Hi @kn2465 and @mike-lawrence ,
Is this an open invitation to kick flavors of model that I work on your way to try to incentivize development of algorithms that are efficient for my uses (provided that the models are published, etc)? Or are you looking for users who have some genuine intuition that their model will be an important complement to the existing set?

Two more general observations:

  • I think it would be useful to include a set of (G)LMMS that explicitly span regimes of small-to-big data and few-to-many parameters. I’m not sure whether that’s already in there. In the big-data regime, the necessary parameterizations and optimizations get a bit interesting (e.g. centered parameterizations for big data and few parameters; slicing over the parameter vector rather than the data for reduce_sum with many parameters).
  • I think it would be in Stan’s interest to include more than just one really large model (i.e. tens or hundreds of thousands of parameters). These are models where HMC really shines, and there’s value in showing the world that Stan consistently blows Nimble (or whatever) out of the water in this regime, rather than leaving people to wonder about the specifics of one individual model. And this would be nice to show in something as ubiquitous as a GLMM (rather than just an LDA), because it would maximize the population of users who care about the difference.

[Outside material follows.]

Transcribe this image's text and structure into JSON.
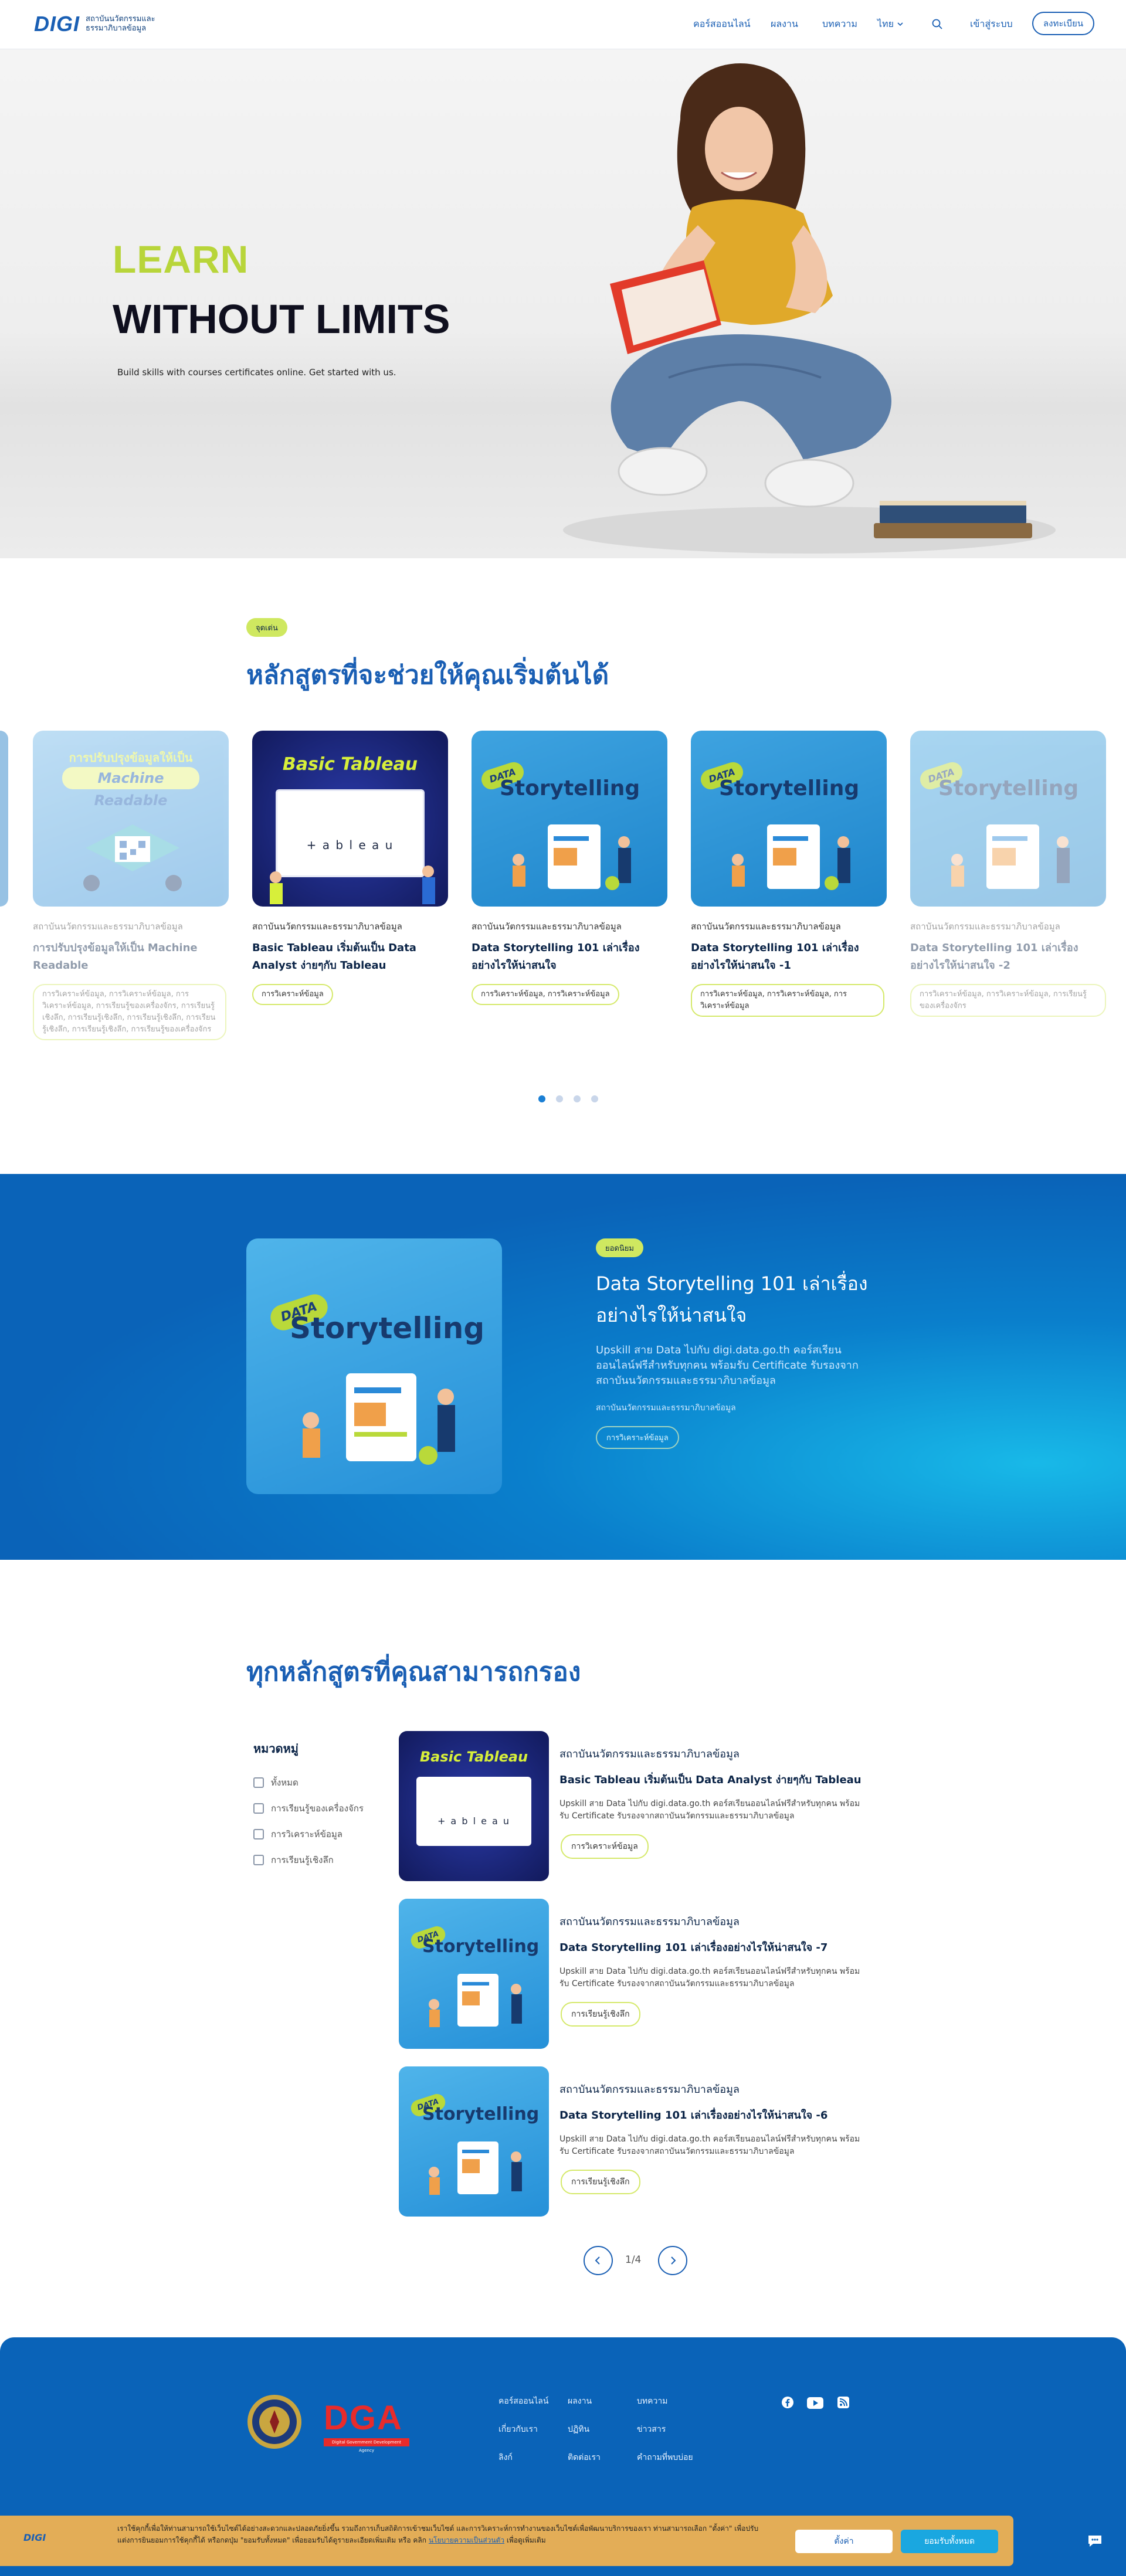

The ideal is something that is already published somewhere for documentation purposes (as well to ease us getting up to speed on its intent/structures), with a close-secondary filtering priority placed on things not obviously already in our list.

I think we have these covered. I have simulation code for models akin to that shown in the SUG Section 1.13 on hierarchical models that permit generating data with arbitrary numbers of predictors, mid-level hierarchy unit counts, and observation counts (the latter influencing whether centered or non-centered should be expected to sample better).


Started a repo here,. So far has just the already-optimized hierarchical models.